Revised GDP came out this morning for the first quarter of 2017, and the headline number was 1.2%, revised up from 0.7% in the preliminary report. That’s quarterly growth, annualized. But OTE’ers know I’m all about the
bass year-over-year trend, which came in at 2%. Same as last quarter. Same as the average growth rate since the expansion began in the second half of 2009.
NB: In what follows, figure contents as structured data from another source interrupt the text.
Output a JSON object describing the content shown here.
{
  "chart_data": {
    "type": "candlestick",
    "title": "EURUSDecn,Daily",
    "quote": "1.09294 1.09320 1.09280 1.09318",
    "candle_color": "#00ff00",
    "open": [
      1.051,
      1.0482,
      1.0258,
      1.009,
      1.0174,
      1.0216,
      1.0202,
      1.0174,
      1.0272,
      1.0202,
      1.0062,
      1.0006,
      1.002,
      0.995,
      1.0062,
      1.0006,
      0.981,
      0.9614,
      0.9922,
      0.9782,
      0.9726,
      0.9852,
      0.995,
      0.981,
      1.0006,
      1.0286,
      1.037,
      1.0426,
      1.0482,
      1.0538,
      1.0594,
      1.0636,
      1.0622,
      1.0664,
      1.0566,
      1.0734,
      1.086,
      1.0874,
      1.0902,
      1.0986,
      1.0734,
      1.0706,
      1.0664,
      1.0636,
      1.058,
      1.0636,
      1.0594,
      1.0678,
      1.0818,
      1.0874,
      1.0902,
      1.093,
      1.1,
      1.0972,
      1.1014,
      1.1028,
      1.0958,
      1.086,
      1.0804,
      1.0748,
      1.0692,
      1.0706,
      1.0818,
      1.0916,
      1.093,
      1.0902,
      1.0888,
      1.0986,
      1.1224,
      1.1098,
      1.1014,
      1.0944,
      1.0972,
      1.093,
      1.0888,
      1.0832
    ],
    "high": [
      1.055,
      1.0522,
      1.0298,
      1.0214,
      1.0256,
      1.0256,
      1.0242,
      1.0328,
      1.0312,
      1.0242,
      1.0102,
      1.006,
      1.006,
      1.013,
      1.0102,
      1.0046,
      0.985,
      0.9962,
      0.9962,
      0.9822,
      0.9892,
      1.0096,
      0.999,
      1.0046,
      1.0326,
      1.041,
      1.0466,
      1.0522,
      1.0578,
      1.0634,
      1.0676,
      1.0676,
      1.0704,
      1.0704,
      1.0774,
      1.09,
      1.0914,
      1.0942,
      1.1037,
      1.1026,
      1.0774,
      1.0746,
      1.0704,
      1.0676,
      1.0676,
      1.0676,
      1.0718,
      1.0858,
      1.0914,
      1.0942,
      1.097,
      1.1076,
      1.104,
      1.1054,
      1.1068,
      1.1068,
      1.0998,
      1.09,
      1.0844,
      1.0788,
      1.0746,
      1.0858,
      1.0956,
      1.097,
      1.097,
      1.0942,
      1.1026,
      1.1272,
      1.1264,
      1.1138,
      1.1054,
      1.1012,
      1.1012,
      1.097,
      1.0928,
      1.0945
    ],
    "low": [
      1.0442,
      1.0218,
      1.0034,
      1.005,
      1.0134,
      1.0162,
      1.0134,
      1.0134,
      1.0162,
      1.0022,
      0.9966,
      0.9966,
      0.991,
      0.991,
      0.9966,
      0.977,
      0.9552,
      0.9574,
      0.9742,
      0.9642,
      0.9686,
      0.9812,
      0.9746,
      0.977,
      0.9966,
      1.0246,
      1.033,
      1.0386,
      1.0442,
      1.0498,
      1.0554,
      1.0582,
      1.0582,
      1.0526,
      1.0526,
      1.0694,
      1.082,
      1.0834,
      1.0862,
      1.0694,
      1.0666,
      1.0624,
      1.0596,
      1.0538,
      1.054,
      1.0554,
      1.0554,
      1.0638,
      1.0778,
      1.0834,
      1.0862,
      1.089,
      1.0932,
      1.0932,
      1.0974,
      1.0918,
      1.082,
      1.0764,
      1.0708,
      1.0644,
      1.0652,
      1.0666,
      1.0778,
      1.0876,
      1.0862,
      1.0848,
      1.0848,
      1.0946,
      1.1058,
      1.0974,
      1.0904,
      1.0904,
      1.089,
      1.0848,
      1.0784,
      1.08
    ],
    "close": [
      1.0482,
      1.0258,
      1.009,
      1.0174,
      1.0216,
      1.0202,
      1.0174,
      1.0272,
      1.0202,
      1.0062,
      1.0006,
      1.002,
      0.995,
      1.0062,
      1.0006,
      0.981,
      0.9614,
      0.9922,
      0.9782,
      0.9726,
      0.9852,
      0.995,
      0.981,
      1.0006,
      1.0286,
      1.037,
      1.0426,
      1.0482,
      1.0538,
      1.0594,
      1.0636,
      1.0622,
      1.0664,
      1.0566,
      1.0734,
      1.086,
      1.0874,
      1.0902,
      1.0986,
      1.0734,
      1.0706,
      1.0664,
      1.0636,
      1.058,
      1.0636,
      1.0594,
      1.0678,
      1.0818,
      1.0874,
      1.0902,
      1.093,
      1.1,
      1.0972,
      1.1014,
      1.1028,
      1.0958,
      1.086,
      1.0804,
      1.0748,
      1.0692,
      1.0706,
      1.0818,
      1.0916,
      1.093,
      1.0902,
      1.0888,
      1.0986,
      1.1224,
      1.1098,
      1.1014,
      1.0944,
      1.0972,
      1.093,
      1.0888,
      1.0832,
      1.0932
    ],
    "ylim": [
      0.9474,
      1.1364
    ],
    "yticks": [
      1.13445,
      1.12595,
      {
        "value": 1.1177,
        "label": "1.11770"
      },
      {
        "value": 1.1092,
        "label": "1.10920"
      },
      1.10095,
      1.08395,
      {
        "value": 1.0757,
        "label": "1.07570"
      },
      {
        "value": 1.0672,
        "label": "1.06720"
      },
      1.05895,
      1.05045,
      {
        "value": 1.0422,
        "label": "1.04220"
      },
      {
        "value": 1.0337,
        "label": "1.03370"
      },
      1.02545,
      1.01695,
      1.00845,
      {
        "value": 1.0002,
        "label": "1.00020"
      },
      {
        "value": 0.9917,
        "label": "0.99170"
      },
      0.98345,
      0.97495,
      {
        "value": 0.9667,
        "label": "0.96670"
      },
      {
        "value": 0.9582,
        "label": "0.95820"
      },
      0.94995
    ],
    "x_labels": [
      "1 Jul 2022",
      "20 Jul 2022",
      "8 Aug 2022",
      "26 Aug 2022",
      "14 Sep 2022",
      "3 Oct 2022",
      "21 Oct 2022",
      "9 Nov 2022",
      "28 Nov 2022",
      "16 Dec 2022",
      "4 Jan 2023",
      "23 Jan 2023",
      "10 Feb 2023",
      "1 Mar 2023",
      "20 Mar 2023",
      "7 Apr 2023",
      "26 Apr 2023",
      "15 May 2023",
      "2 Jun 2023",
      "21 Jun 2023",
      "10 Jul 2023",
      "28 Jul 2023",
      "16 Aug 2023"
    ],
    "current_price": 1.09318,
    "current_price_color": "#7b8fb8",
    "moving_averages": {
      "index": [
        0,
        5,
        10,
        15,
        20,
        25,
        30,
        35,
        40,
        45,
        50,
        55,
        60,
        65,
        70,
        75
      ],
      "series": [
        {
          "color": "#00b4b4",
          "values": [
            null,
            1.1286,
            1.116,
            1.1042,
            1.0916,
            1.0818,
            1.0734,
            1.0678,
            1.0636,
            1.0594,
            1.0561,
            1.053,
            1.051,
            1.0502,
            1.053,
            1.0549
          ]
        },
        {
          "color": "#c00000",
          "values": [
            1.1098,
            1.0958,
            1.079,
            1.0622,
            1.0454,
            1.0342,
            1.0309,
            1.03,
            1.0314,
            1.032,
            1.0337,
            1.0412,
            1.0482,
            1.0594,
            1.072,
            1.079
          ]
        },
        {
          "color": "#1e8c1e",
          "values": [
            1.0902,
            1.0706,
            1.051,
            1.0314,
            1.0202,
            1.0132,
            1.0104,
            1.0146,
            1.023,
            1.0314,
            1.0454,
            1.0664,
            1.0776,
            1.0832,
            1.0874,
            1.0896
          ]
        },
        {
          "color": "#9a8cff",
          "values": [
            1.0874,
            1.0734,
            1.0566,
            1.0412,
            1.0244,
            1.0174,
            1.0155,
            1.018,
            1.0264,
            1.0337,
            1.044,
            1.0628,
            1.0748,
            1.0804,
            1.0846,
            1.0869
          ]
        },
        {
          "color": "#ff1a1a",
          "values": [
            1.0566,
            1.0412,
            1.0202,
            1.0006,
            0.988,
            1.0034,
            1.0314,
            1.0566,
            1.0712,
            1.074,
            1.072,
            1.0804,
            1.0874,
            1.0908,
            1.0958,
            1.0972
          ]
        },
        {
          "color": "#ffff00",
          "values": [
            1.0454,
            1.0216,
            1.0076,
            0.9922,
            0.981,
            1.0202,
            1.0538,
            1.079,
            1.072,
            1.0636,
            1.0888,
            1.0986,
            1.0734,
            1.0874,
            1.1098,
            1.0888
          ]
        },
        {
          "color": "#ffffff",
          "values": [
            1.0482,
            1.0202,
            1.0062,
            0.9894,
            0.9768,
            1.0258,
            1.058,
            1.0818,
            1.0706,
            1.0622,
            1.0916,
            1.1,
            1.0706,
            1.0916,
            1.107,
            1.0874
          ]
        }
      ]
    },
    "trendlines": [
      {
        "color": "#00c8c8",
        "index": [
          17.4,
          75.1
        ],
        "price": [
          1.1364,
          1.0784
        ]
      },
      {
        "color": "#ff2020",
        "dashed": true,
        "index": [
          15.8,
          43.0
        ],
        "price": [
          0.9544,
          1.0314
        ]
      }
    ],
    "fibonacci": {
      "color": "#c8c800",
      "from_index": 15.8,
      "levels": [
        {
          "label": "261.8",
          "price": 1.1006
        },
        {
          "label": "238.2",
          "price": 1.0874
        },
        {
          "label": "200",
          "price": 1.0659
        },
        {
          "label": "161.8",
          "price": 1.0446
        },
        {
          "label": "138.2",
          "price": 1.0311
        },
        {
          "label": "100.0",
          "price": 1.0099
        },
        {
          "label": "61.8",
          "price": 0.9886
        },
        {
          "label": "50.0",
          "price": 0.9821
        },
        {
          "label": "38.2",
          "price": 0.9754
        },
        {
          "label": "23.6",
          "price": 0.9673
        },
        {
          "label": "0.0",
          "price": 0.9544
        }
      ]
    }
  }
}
I raise this only to point out that when folks say the Trump administration’s plug-in of 3% is off-trend, that’s what we mean. I heard his budget director argue that their “forecast” is based on the power of tax cuts, deregulation, and optimism. Neither tax cuts (which they themselves can’t coherently explain) nor deregulation has any such growth track record; re optimism, the more I hear from Mulvaney, Mnuchin, and Trump, the less optimistic I am. The real motivation for the 3% plug-in is to claim $2 trillion in imaginary revenue spun off by the faster growth assumption.
In a related story, the yr/yr growth rate of the core PCE price deflator is 1.7%, still below the Fed’s target. So, at least for now, we’re settled into a moderate trend of 2% growth with little in the way of inflationary pressure. That should definitely disabuse anyone of phony 3% budget forecasts and should also keep central bankers from tapping the brake much.